LAHORE, Sept 11: The emergency department of the Shaikh Zayed Hospital (SZH) badly needs urgent expansion and renovation as ills like shortage of regular senior doctors, nurses and paramedics and poor infrastructure affect its working.

At a time when dengue virus has hit the Punjab capital, the doctors deputed at the 26-bed SZH emergency seem helpless in attending a large number of patients in a congested space. A good number of patients are either referred to other hospitals owing to scarcity of adequate space and facilities or left at the mercy of just over half a dozen overburdened doctors.

The hospital administration and authorities concerned have turned a deaf ear to the pressing need of the general public as well as doctors to expand the department and enhance its capacity to simultaneously cater to a large number of patients.

Public sector hospitals across the province refer critical kidney, gastroenteritis and liver patients to the health facility commissioned in 1986 with only 26-bed emergency department. The department seems ‘tiny” as compared to similar departments of other public sector hospitals in the provincial capital.

The initially 360-bed hospital was gifted by UAE’s founder president Shaikh Zayed Bin Sultan Al-Nahayan to the then prime minister, Zulfikar Ali Bhutto, for the “people of Lahore”. Being governed by the Cabinet Division of the federal government, the hospital underwent expansion in following years and its capacity almost doubled and rose to 713 beds in 2004 with addition of many new blocks and ancillary paraphernalia. However, the emergency department experienced no expansion/renovation at all, and it is still a 26-bed facility as it was when first opened 25 years ago with the same number of staff and facilities sanctioned from the outset.

According to sources, the higher authorities sitting in Islamabad are paying no heed to improve ‘pathetic’ condition of the emergency department which is commonly known as ‘gateway’ to specialised treatment at any health facility.

Sources said that it was astonishing that the 1,050-bed health institution had an emergency department with 26 beds and seven regular doctors to cater to at least 1,500 patients daily. According to the institute’s official website, the health facility progressed considerably over the last 20 years and its present bed strength had reached 1,050. (The hospital administrator, however, clarified that website figurers were erroneous and its strength was still 713.)All the departments of this hospital have been recognised by the College of Physicians and Surgeons of Pakistan for fellowships. Beside, a full-fledged multi-storey kidney centre and a liver transplant centre, Shaikh Khalifa Bin Zayed Al-Nahayan Medical and Dental College, Federal Postgraduate Medical Institute, National Health Research Complex, National Institute of Kidney Diseases and Shaikha Fatima Institute of Nursing and Health Sciences are the hospital’s major institutions.

Sources said that nobody knew as to why the emergency department was not being expanded despite enormous development of hospital’s other facilities over the years.“Only two doctors are handling 500 patients in one shift these days. The number of patients does not drop below 200 in normal days,” sources added.

They said the situation deteriorated further after two senior doctors from the present strength of the emergency department were posted deputy and assistant administrators, respectively, without making alternative postings.

One of the major reasons behind this neglect was a paucity of funds to carry out expansion of the vital department while another one was a lack of interest on the part of the administration to improve its functioning, they added.

The severity of SZH emergency department’s congestion could be gauged from the fact that three leading hospitals of Lahore had far more facilities to simultaneously attend to a much larger number of patients.

The emergency departments of the provincial government’s health institutions are being run under the Strengthening Emergency Medical Services Programme launched by former chief minister Chaudhry Pervaiz Elahi and now multiple-storey buildings house accident and emergency departments of all the teaching hospitals in the Punjab capital.

“Around 100 or so doctors are providing treatment to patients at the 140-bed emergency department of 2,000-bed Mayo Hospital,” medical superintendent Dr Zahid Pervez told Dawn.
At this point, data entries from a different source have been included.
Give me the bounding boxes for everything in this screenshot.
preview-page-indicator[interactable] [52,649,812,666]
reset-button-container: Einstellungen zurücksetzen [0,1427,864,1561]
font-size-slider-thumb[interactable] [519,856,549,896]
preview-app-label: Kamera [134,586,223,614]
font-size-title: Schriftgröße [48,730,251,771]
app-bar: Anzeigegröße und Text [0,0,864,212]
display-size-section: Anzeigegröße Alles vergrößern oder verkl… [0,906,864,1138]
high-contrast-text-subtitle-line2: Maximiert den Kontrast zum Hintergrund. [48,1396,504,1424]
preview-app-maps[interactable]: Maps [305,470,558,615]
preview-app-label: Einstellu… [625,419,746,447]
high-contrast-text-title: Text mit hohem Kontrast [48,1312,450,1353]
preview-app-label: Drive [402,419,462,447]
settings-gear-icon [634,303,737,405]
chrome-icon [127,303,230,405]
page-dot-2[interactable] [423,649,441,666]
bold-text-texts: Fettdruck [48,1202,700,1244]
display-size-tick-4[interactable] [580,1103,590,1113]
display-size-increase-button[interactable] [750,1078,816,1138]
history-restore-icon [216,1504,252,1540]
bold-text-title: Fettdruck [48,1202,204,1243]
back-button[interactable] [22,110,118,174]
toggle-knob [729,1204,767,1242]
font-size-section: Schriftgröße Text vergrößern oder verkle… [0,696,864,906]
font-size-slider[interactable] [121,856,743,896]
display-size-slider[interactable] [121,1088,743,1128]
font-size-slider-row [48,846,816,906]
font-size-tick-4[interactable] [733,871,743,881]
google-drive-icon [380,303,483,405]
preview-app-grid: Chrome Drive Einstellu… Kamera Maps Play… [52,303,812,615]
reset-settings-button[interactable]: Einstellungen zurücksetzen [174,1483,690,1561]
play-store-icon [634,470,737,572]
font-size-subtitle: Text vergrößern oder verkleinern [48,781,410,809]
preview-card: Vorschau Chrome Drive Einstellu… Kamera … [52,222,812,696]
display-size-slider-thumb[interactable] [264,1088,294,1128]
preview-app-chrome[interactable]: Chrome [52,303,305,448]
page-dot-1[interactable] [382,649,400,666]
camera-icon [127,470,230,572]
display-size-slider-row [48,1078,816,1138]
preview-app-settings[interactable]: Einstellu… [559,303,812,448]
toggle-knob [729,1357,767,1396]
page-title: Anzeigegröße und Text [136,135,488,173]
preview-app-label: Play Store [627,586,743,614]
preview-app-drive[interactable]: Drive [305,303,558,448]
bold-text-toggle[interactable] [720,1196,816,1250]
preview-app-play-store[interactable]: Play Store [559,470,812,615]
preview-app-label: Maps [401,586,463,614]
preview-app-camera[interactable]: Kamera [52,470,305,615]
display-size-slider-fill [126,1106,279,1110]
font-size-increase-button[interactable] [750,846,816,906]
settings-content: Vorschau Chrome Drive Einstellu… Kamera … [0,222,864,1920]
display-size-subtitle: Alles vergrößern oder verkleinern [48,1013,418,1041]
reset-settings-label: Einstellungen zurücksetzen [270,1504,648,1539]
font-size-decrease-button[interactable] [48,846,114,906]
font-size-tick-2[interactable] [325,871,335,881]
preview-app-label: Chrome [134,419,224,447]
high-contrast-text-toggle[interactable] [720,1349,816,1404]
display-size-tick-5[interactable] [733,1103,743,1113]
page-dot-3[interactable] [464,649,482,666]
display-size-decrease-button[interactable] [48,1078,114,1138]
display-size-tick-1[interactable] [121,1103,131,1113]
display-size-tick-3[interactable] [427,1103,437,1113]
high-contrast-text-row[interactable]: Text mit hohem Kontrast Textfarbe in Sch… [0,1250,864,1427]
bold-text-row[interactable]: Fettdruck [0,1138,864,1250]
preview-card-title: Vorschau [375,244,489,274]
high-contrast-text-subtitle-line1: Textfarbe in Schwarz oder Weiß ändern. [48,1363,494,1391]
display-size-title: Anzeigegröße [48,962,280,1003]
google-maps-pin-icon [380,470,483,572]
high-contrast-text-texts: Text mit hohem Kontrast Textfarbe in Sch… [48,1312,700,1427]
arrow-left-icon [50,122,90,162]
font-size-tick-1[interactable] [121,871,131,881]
Dr Qaisra Perveen, who is director of the Lahore General Hospital’s accident and emergency department, said that over 50 doctors were working at the department of the 900-bed health institution.

Similarly, over 60 doctors were working at the 100-bed emergency department of the 1,400-bed Jinnah Hospital, according to medical superintendent Dr Afzal Shaheen.

When contacted, SZH administrator Dr Muhammad Akbar told Dawn that facilities at the emergency department of the hospital were extraordinary as compared to any other health institutions in Lahore.

He said two more senior house officers had been posted to the emergency department while a kidney centre room had been converted into ‘dengue ward’ that would function from 2pm to 10pm.